What a difference a day makes! On his way to finding his brothers, he was dreaming about attending Canaan College in the fall. He was going to major in livestock trading. He was hoping to star on football team. Now those dreams were shattered. Joseph was on his way to Egypt to be a slave.

Genesis 39:2 says, “The LORD was with Joseph.” You might be thinking, “If the Lord was with him, why did He allow such a terrible thing to happen to Joseph?” Joseph may have struggled with the same question. Little did he know that God, in His perfect wisdom, would turn this “bad” thing into something great for Joseph.

Definition: God always chooses the best goals and the best means to those goals. In other words, God makes no mistakes.

God’s wisdom is seen:

1. In CREATION

“How many are your works, O LORD! In wisdom you made them all; the earth is full of your creatures” (Psalm 104:24).

Consider the wisdom of God in His creation of the human body:

• The average human heart pumps over one thousand gallons a day, over 55 million gallons in a lifetime. This is enough to fill 13 super tankers. It never sleeps, beating 2.5 billion times in a lifetime.

• The lungs contain one thousand miles of capillaries. The process of exchanging oxygen for carbon dioxide is so complicated that “it is more difficult to exchange O2 for CO2 than for a man shot out of a cannon to carve the Lord’s Prayer on the head of a pin as he passes by.”

• DNA contains about two thousand genes per chromosome—1.8 meters of DNA are folded into each cell nucleus.

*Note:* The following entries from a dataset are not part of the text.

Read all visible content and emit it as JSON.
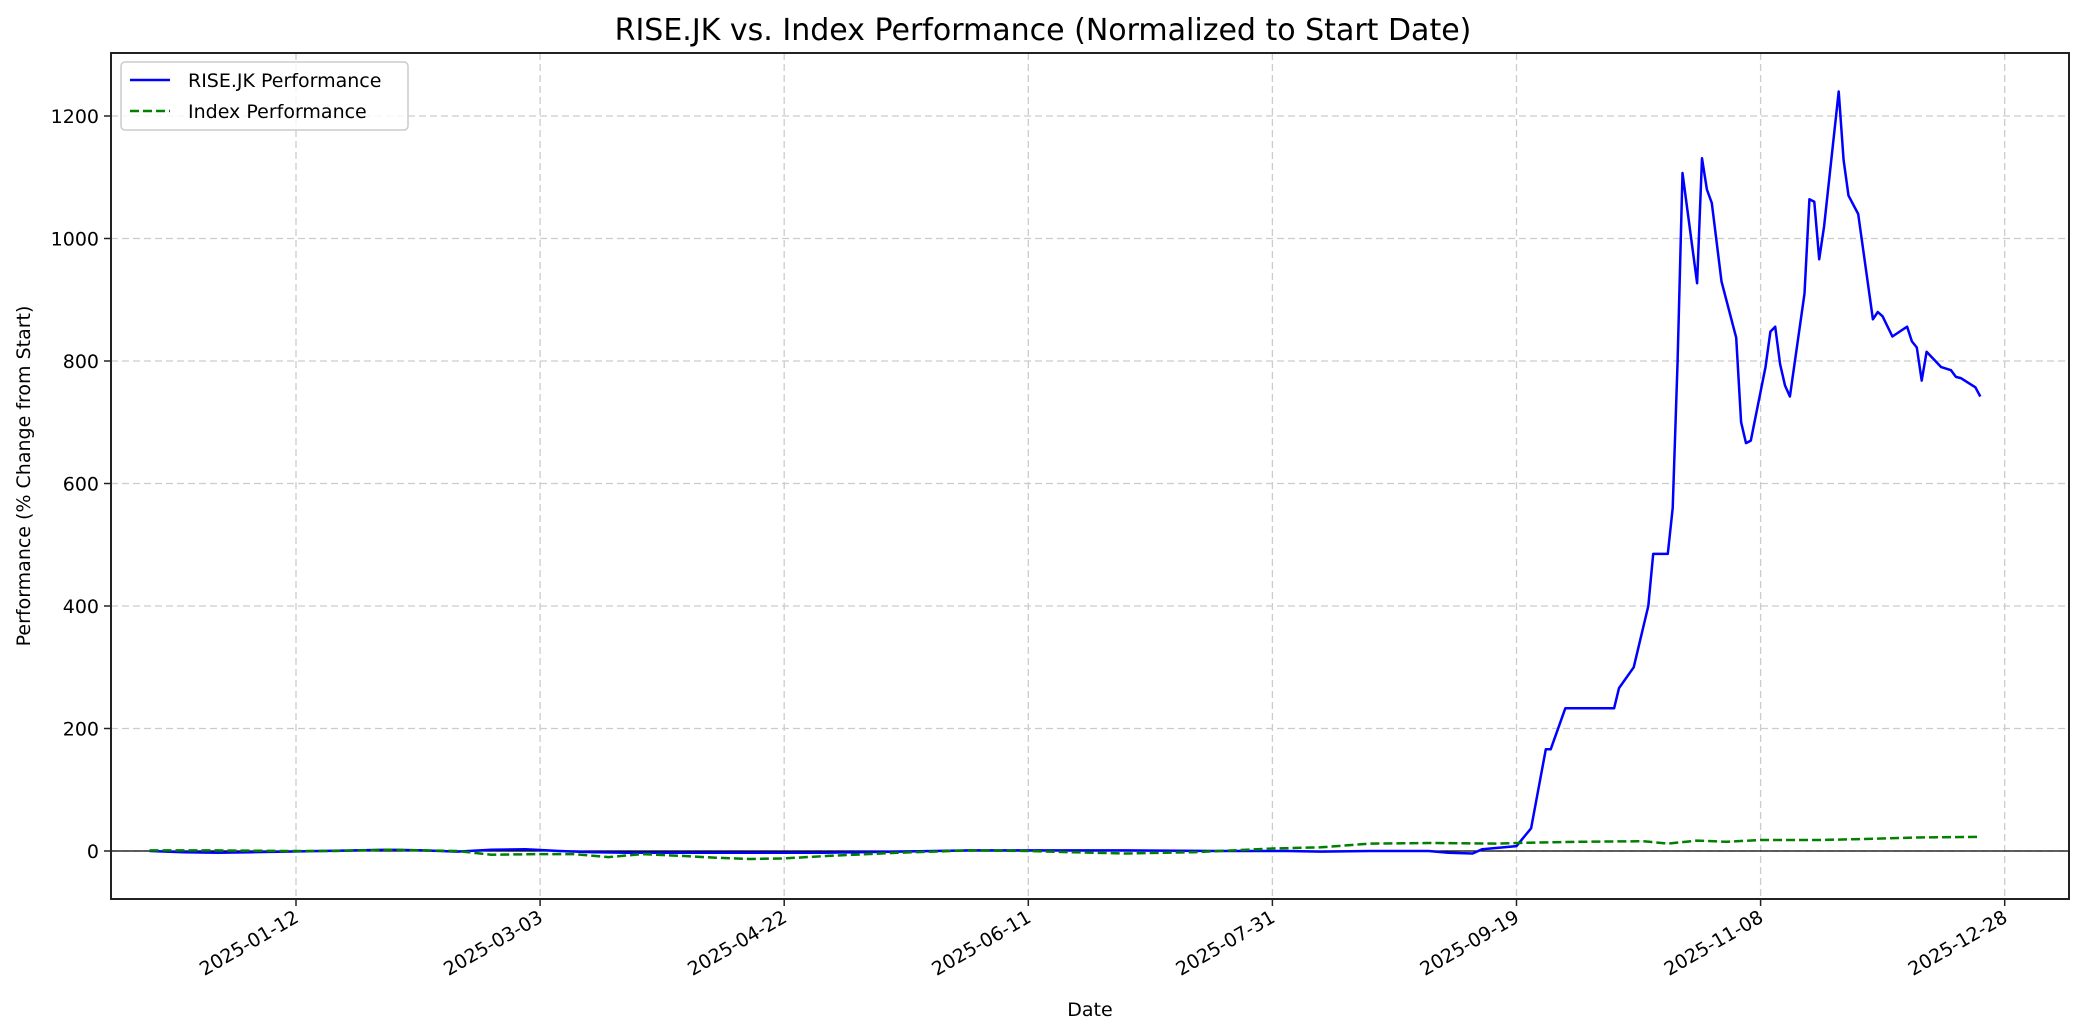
{
  "chart_data": {
    "type": "line",
    "title": "RISE.JK vs. Index Performance (Normalized to Start Date)",
    "xlabel": "Date",
    "ylabel": "Performance (% Change from Start)",
    "xlim": [
      "2024-12-06",
      "2026-01-05"
    ],
    "ylim": [
      -80,
      1300
    ],
    "x_ticks": [
      "2025-01-12",
      "2025-03-03",
      "2025-04-22",
      "2025-06-11",
      "2025-07-31",
      "2025-09-19",
      "2025-11-08",
      "2025-12-28"
    ],
    "y_ticks": [
      0,
      200,
      400,
      600,
      800,
      1000,
      1200
    ],
    "grid": true,
    "legend_position": "upper left",
    "zero_line": true,
    "series": [
      {
        "name": "RISE.JK Performance",
        "color": "#0000ff",
        "style": "solid",
        "points": [
          [
            "2024-12-13",
            0
          ],
          [
            "2024-12-20",
            -2
          ],
          [
            "2024-12-27",
            -3
          ],
          [
            "2025-01-03",
            -2
          ],
          [
            "2025-01-10",
            -1
          ],
          [
            "2025-01-17",
            0
          ],
          [
            "2025-01-24",
            1
          ],
          [
            "2025-01-31",
            2
          ],
          [
            "2025-02-07",
            1
          ],
          [
            "2025-02-14",
            -1
          ],
          [
            "2025-02-21",
            2
          ],
          [
            "2025-02-28",
            3
          ],
          [
            "2025-03-07",
            0
          ],
          [
            "2025-03-14",
            -2
          ],
          [
            "2025-03-21",
            -3
          ],
          [
            "2025-04-01",
            -3
          ],
          [
            "2025-04-15",
            -3
          ],
          [
            "2025-04-30",
            -3
          ],
          [
            "2025-05-15",
            -1
          ],
          [
            "2025-05-30",
            1
          ],
          [
            "2025-06-15",
            1
          ],
          [
            "2025-07-01",
            1
          ],
          [
            "2025-07-20",
            0
          ],
          [
            "2025-08-03",
            0
          ],
          [
            "2025-08-10",
            -1
          ],
          [
            "2025-08-20",
            0
          ],
          [
            "2025-09-01",
            0
          ],
          [
            "2025-09-05",
            -3
          ],
          [
            "2025-09-10",
            -4
          ],
          [
            "2025-09-12",
            3
          ],
          [
            "2025-09-19",
            8
          ],
          [
            "2025-09-22",
            37
          ],
          [
            "2025-09-25",
            166
          ],
          [
            "2025-09-26",
            166
          ],
          [
            "2025-09-29",
            233
          ],
          [
            "2025-10-09",
            233
          ],
          [
            "2025-10-10",
            266
          ],
          [
            "2025-10-13",
            300
          ],
          [
            "2025-10-16",
            400
          ],
          [
            "2025-10-17",
            485
          ],
          [
            "2025-10-20",
            485
          ],
          [
            "2025-10-21",
            560
          ],
          [
            "2025-10-22",
            800
          ],
          [
            "2025-10-23",
            1107
          ],
          [
            "2025-10-26",
            927
          ],
          [
            "2025-10-27",
            1131
          ],
          [
            "2025-10-28",
            1080
          ],
          [
            "2025-10-29",
            1058
          ],
          [
            "2025-10-31",
            930
          ],
          [
            "2025-11-03",
            838
          ],
          [
            "2025-11-04",
            700
          ],
          [
            "2025-11-05",
            666
          ],
          [
            "2025-11-06",
            670
          ],
          [
            "2025-11-09",
            790
          ],
          [
            "2025-11-10",
            848
          ],
          [
            "2025-11-11",
            856
          ],
          [
            "2025-11-12",
            795
          ],
          [
            "2025-11-13",
            760
          ],
          [
            "2025-11-14",
            742
          ],
          [
            "2025-11-17",
            910
          ],
          [
            "2025-11-18",
            1064
          ],
          [
            "2025-11-19",
            1060
          ],
          [
            "2025-11-20",
            966
          ],
          [
            "2025-11-21",
            1020
          ],
          [
            "2025-11-24",
            1240
          ],
          [
            "2025-11-25",
            1128
          ],
          [
            "2025-11-26",
            1070
          ],
          [
            "2025-11-28",
            1040
          ],
          [
            "2025-12-01",
            868
          ],
          [
            "2025-12-02",
            880
          ],
          [
            "2025-12-03",
            873
          ],
          [
            "2025-12-05",
            840
          ],
          [
            "2025-12-08",
            856
          ],
          [
            "2025-12-09",
            832
          ],
          [
            "2025-12-10",
            822
          ],
          [
            "2025-12-11",
            768
          ],
          [
            "2025-12-12",
            815
          ],
          [
            "2025-12-15",
            790
          ],
          [
            "2025-12-17",
            785
          ],
          [
            "2025-12-18",
            774
          ],
          [
            "2025-12-19",
            772
          ],
          [
            "2025-12-22",
            757
          ],
          [
            "2025-12-23",
            742
          ]
        ]
      },
      {
        "name": "Index Performance",
        "color": "#008000",
        "style": "dashed",
        "points": [
          [
            "2024-12-13",
            1
          ],
          [
            "2024-12-27",
            1
          ],
          [
            "2025-01-10",
            0
          ],
          [
            "2025-01-20",
            0
          ],
          [
            "2025-01-31",
            2
          ],
          [
            "2025-02-14",
            0
          ],
          [
            "2025-02-21",
            -6
          ],
          [
            "2025-03-03",
            -5
          ],
          [
            "2025-03-10",
            -5
          ],
          [
            "2025-03-17",
            -10
          ],
          [
            "2025-03-24",
            -5
          ],
          [
            "2025-04-01",
            -8
          ],
          [
            "2025-04-08",
            -11
          ],
          [
            "2025-04-15",
            -13
          ],
          [
            "2025-04-22",
            -12
          ],
          [
            "2025-05-01",
            -8
          ],
          [
            "2025-05-15",
            -3
          ],
          [
            "2025-05-30",
            1
          ],
          [
            "2025-06-11",
            0
          ],
          [
            "2025-06-20",
            -2
          ],
          [
            "2025-07-01",
            -4
          ],
          [
            "2025-07-15",
            -2
          ],
          [
            "2025-07-31",
            4
          ],
          [
            "2025-08-10",
            6
          ],
          [
            "2025-08-20",
            12
          ],
          [
            "2025-09-01",
            13
          ],
          [
            "2025-09-15",
            12
          ],
          [
            "2025-09-19",
            13
          ],
          [
            "2025-10-01",
            15
          ],
          [
            "2025-10-15",
            16
          ],
          [
            "2025-10-20",
            12
          ],
          [
            "2025-10-26",
            17
          ],
          [
            "2025-11-01",
            15
          ],
          [
            "2025-11-08",
            18
          ],
          [
            "2025-11-20",
            18
          ],
          [
            "2025-12-01",
            20
          ],
          [
            "2025-12-10",
            22
          ],
          [
            "2025-12-23",
            23
          ]
        ]
      }
    ]
  }
}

A nucleus is six microns long. This is like putting 30 miles of fishing line into a cherry pit. And it isn’t simply stuffed in. It is folded in. If folded one way, the cell becomes a skin cell. If another way, a liver cell, and so forth. To write out the information in one cell would take three hundred volumes, each volume five hundred pages thick. The human body contains enough DNA that if it were stretched out, it would circle the sun 260 times.

• The body uses energy efficiently. If an average adult rides a bike for one hour at ten miles an hour, it uses the amount of energy contained in three ounces of carbohydrate. If a car were this efficient, it would get nine hundred miles to the gallon (Source: Perfect Illustrations for Every Topic and Occasion, pp. 135-136).